As the dark carpet of night was falling we reached Gowalta. I saw the sun setting between two mountain peaks so beautiful for eyes to see, but there was much more for eyes to see making them spill bloody tears. It was too late to see patients and we were too exhausted to even think. Before we gave in to our exertion, we looked in & around Gowalta village. I saw houses just buried in undug graves, covered with their old tin roofs…seeing only tin roofs.  We saw some unsupported shelters and a few tents …among them people engrossed in daily chores and conversations.

I walked among one of such scenes. I found an elderly man, whom I greeted-

“assalam-u-alaikum”.

replied the old man –

“walikum Sit down you young men…”

We did, feeling privileged to listen to this old man who was not looking much towards us but around. He continued, saying,

“I had two houses & lost both. & I lost five family members”… pointing towards a nearby graveyard, our lips pursed to release the air slowly that we had taken with a deep breath.

I listened to that old man endued with gentleness. He talked about politics, about the past & present. I thought he was aware of everything even living on this mountain peak; certainly he was wise & knowing. I said,

“Winter is ahead what do you think to do now?

His reply was nothing but an example, which was more than an answer. “When a runner in a race runs with all his efforts, even if he doesn’t reach the mark he gives up,”… meaning that they have given up everything in front of God.

Soon after that I expressed my intention of leaving.

“ No no” he said. “It is iftar and you are our guests. Even if we don’t have homes, we still have heart…”

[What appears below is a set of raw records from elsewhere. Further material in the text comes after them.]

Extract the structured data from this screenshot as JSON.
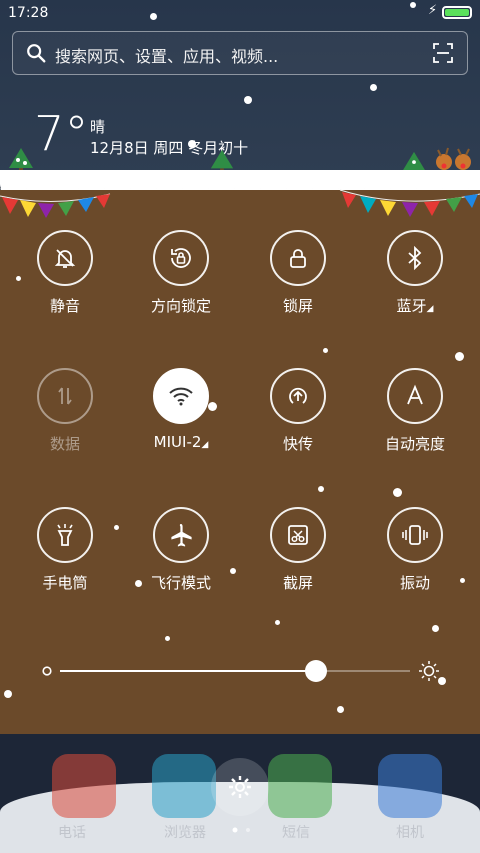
{
  "status_bar": {
    "time": "17:28",
    "battery_color": "#5be15b"
  },
  "search": {
    "placeholder": "搜索网页、设置、应用、视频..."
  },
  "weather": {
    "temperature": "7°",
    "condition": "晴",
    "date": "12月8日 周四 冬月初十"
  },
  "toggles": [
    {
      "label": "静音",
      "icon": "bell-off-icon",
      "state": "off"
    },
    {
      "label": "方向锁定",
      "icon": "rotation-lock-icon",
      "state": "off"
    },
    {
      "label": "锁屏",
      "icon": "lock-icon",
      "state": "off"
    },
    {
      "label": "蓝牙",
      "icon": "bluetooth-icon",
      "state": "off"
    },
    {
      "label": "数据",
      "icon": "mobile-data-icon",
      "state": "disabled"
    },
    {
      "label": "MIUI-2",
      "icon": "wifi-icon",
      "state": "on"
    },
    {
      "label": "快传",
      "icon": "transfer-icon",
      "state": "off"
    },
    {
      "label": "自动亮度",
      "icon": "auto-brightness-icon",
      "state": "off"
    },
    {
      "label": "手电筒",
      "icon": "flashlight-icon",
      "state": "off"
    },
    {
      "label": "飞行模式",
      "icon": "airplane-icon",
      "state": "off"
    },
    {
      "label": "截屏",
      "icon": "screenshot-icon",
      "state": "off"
    },
    {
      "label": "振动",
      "icon": "vibrate-icon",
      "state": "off"
    }
  ],
  "brightness": {
    "level": 0.73
  },
  "dock": {
    "apps": [
      "电话",
      "浏览器",
      "短信",
      "相机"
    ]
  },
  "colors": {
    "panel": "#6b4a2a",
    "header": "#27364b"
  }
}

Initially I felt embarrassed but as he continued, I felt nothing is humanly possible to be done for such courageous people who certainly have given up all and left all to God with such faith. They all need a attentive & sympathetic ear to listen to their pain & agony which will prepare them for the second race. We took Iftar and left.
Night was falling and with it came rain.  Our thoughts turned to shelter.  Another man came to us-
don’t worry you are our guests. It’s true that we are in pain but we are not dead. What ever you need to spend this night comfortably ask & we will arrange’….

 Like nature slapped us…. like nature laughed at us. We had come to mitigate their suffering, now we started to suffer ourselves and they provided us with the  little with which  they are left. They arranged blankets, firewood & more. We spent that night like no other. The whole night I was thinking. I thought that these people have a lesson for humanity & if humanity exists anywhere still it is here.

Next morning we saw patients & tried to listen to their grief & giving them some medicine & few minutes & few seconds to feel their existence again, which they have forgot.

 Before we left they prayed for us for our courage and for our feeling for them. I know I can never forget those faces. I saw and I realized that Destiny & fate are in hands of Allah the only God & nothing can change it but Allah.

“My puzzle got a solution in end …
Worlds exists beyond world of eyes
Worlds exists beyond world of thought

Comfort begins where we see end

& Joy begins where we see end
God never speaks in words
His acts are genius
Even if something wrath it looks to us.”